2015 GSA Annual Meeting in Baltimore, Maryland, USA (1-4 November 2015)

Paper No. 291-17
Presentation Time: 9:00 AM-6:30 PM

SEDIMENTOLOGICAL AND GEOMORPHOLOGICAL INVESTIGATION OF VOIDS IN THE MT. BALDY DUNE OF THE INDIANA DUNES NATIONAL LAKESHORE


MONAGHAN, G. William1, ARGYILAN, Erin P.2, THOMPSON, Todd A.3 and RUSSELL, Kevin P.3, (1)Indiana Gelogical Survey, Indiana University, 611 N. Walnut Grove Ave, Bloomington, IN 47405, (2)Dept. of Geosciences, Indiana University Northwest, 3400 W. Broadway, Gary, IN 46408, (3)Indiana Geological Survey, Indiana University, 611 North Walnut Grove, Bloomington, IN 47405-2208, gmonagha@indiana.edu

Mt. Baldy, in the eastern part of the Indiana Dunes National Lakeshore, is the largest active dune along the southern Lake Michigan shoreline and is the most popular attraction in the park. In July 2013, a 6-year-old boy was trapped 3 m or more below surface in a hole within the dune. Because neither the formation processes nor the extent and significance of the hazard represented by this hole were known, Mt. Baldy was closed to foot traffic and remains so today. Similar holes have been discovered since 2013. To understand the development of the voids, we undertook a study of the architecture of the dune using ground-penetrating radar (GPR) and solid-earth (GeoProbe) cores. Three ~250-m and 33 80-m transects oriented north-northwest to south-southeast, respectively, were established perpendicular to the shoreline and longitudinal to the direction of sediment transport of the dune. Elevation-corrected, multispectral GPR (50, 100, 250 MHz) was selectively collected along these transects. Additionally, 24 GeoProbe cores up to 24 m deep were collected across the Mt. Baldy landscape, particularly along some of the GPR transects. Five light-shielded core samples obtained at select intervals and locales in the subsurface provided optically stimulated luminescence dating; organic samples retrieved from several other cores yielded radiocarbon dates.
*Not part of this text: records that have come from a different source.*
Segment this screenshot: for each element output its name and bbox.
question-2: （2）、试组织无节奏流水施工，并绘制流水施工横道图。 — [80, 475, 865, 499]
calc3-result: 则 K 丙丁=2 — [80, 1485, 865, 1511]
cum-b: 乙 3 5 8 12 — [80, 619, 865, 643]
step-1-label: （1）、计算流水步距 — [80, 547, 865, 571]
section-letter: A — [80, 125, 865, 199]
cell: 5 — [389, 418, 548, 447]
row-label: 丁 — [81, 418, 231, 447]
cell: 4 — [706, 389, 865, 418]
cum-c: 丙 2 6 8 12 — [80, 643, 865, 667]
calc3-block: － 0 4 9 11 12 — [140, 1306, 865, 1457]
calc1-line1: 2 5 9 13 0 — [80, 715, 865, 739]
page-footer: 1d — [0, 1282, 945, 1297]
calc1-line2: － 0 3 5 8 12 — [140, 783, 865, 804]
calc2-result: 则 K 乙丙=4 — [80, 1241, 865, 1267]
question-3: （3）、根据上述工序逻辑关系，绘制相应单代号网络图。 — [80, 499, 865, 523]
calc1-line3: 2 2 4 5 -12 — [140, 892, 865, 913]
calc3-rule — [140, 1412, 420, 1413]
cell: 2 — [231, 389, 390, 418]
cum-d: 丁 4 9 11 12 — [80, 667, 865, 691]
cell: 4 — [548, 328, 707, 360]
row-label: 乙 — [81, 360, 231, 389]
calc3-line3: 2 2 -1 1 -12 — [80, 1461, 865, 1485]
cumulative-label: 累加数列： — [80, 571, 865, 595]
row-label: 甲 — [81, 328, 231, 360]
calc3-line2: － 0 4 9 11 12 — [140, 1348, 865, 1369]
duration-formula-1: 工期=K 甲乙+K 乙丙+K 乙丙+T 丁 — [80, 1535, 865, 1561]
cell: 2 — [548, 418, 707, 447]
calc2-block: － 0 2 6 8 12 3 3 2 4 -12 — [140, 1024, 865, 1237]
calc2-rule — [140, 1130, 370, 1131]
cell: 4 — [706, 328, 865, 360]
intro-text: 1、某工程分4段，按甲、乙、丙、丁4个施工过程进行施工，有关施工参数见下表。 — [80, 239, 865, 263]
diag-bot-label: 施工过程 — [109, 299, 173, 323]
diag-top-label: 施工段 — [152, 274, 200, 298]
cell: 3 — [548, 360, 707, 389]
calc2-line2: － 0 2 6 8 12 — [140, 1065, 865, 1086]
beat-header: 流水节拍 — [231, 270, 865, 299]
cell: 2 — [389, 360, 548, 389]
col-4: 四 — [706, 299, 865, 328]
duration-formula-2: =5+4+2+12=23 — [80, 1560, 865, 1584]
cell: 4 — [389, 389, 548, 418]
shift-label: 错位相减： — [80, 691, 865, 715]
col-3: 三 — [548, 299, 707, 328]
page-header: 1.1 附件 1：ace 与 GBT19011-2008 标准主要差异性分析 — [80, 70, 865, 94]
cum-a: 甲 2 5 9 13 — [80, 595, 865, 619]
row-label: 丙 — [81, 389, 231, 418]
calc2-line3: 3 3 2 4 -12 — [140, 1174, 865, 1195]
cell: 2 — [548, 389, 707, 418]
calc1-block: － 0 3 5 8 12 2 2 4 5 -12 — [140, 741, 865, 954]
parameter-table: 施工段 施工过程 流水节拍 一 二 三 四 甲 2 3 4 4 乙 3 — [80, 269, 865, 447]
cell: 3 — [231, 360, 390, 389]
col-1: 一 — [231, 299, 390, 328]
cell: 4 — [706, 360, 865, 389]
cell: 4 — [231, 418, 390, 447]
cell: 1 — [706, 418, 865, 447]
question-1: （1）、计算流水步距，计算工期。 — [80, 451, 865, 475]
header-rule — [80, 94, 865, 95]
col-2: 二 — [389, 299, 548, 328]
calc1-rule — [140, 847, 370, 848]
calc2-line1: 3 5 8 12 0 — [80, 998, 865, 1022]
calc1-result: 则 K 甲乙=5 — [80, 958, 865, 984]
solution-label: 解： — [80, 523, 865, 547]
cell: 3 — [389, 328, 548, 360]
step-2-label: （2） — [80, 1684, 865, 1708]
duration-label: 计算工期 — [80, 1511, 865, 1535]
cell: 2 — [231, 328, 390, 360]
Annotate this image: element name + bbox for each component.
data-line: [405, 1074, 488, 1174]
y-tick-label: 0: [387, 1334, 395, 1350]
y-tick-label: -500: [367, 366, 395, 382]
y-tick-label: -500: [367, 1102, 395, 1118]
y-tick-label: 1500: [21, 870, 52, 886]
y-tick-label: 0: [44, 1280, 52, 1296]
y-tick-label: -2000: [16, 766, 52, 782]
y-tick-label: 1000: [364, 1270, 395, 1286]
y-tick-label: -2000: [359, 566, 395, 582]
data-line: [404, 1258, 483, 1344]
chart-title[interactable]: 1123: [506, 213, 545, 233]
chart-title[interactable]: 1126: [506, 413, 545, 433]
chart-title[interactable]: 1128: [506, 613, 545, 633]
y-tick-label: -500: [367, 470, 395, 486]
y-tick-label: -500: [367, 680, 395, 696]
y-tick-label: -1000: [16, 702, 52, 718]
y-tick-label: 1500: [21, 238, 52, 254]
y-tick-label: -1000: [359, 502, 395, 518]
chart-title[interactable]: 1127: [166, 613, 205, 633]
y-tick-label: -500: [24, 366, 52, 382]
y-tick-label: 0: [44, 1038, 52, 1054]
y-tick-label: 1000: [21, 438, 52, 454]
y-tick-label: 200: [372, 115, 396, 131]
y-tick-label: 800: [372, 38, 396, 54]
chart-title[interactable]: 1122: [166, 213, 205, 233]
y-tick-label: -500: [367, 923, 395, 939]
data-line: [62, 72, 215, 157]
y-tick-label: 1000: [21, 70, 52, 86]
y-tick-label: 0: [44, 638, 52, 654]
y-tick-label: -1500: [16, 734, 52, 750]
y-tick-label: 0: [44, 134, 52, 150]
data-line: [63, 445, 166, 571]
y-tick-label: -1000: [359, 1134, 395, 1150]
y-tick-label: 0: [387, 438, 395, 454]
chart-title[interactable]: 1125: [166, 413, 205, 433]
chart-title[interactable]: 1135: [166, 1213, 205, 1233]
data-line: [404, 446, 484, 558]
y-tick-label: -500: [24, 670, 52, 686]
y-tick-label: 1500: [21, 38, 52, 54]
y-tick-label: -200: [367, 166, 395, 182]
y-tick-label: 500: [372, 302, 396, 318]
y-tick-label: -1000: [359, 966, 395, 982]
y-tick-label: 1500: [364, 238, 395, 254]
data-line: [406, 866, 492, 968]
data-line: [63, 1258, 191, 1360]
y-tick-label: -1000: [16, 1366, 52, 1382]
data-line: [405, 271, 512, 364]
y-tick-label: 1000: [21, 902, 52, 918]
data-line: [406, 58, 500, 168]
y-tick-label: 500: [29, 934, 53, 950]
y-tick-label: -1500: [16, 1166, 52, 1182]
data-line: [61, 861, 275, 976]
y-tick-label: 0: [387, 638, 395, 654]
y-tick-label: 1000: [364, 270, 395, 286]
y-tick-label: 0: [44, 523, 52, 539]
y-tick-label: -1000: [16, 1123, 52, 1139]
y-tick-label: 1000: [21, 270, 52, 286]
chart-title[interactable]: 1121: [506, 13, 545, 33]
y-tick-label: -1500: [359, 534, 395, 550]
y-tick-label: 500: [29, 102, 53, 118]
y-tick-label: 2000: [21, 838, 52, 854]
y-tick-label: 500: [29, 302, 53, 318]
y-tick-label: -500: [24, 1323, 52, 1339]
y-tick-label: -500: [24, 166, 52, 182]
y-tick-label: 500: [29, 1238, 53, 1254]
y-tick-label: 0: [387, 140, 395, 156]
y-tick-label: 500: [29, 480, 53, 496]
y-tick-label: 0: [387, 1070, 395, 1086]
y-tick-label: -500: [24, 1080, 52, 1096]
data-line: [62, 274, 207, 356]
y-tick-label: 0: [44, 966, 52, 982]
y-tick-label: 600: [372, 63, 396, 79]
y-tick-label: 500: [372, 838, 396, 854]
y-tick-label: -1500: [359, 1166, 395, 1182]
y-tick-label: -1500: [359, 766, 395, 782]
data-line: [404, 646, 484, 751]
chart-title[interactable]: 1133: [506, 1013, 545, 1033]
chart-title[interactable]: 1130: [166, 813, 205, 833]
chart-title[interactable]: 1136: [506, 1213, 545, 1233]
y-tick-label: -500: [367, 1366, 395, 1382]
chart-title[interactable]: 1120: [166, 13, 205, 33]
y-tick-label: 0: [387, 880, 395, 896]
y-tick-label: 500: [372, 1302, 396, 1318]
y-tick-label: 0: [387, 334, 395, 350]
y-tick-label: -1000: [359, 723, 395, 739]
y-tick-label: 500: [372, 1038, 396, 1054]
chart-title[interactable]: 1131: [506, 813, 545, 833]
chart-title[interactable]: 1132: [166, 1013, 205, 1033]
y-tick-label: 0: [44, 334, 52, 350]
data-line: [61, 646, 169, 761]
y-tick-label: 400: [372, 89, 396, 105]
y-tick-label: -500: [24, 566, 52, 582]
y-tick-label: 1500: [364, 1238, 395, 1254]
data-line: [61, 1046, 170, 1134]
We used the data from the cores and GPR transects to define four major stratigraphic horizons. These include an upper and lower dune that were separated by a time-transgressive paleosol developed on the lower dune. The upper dune formed during the 20th century and corresponds to present-day Mt. Baldy; the lower dune formed at 3-4 ka, after ancestral Lake Michigan fell from the peak mid-Holocene (Nipissing phase) water level. The dunes are underlain by basal back-barrier lacustrine and wetland deposits that accumulated during the rise to the peak Nipissing. This study shows that the voids that closed Mt. Baldy occur on the stoss side of Mt. Baldy, where trees that were rooted into the paleosol and buried during the landward migration of the dune in the early 20th century are now being unearthed as the dune continues to migrate. At this locale, some of the trees decay in place, producing voids of widely varying size, depth, and orientation related to the positon of the buried tree trunks and limbs.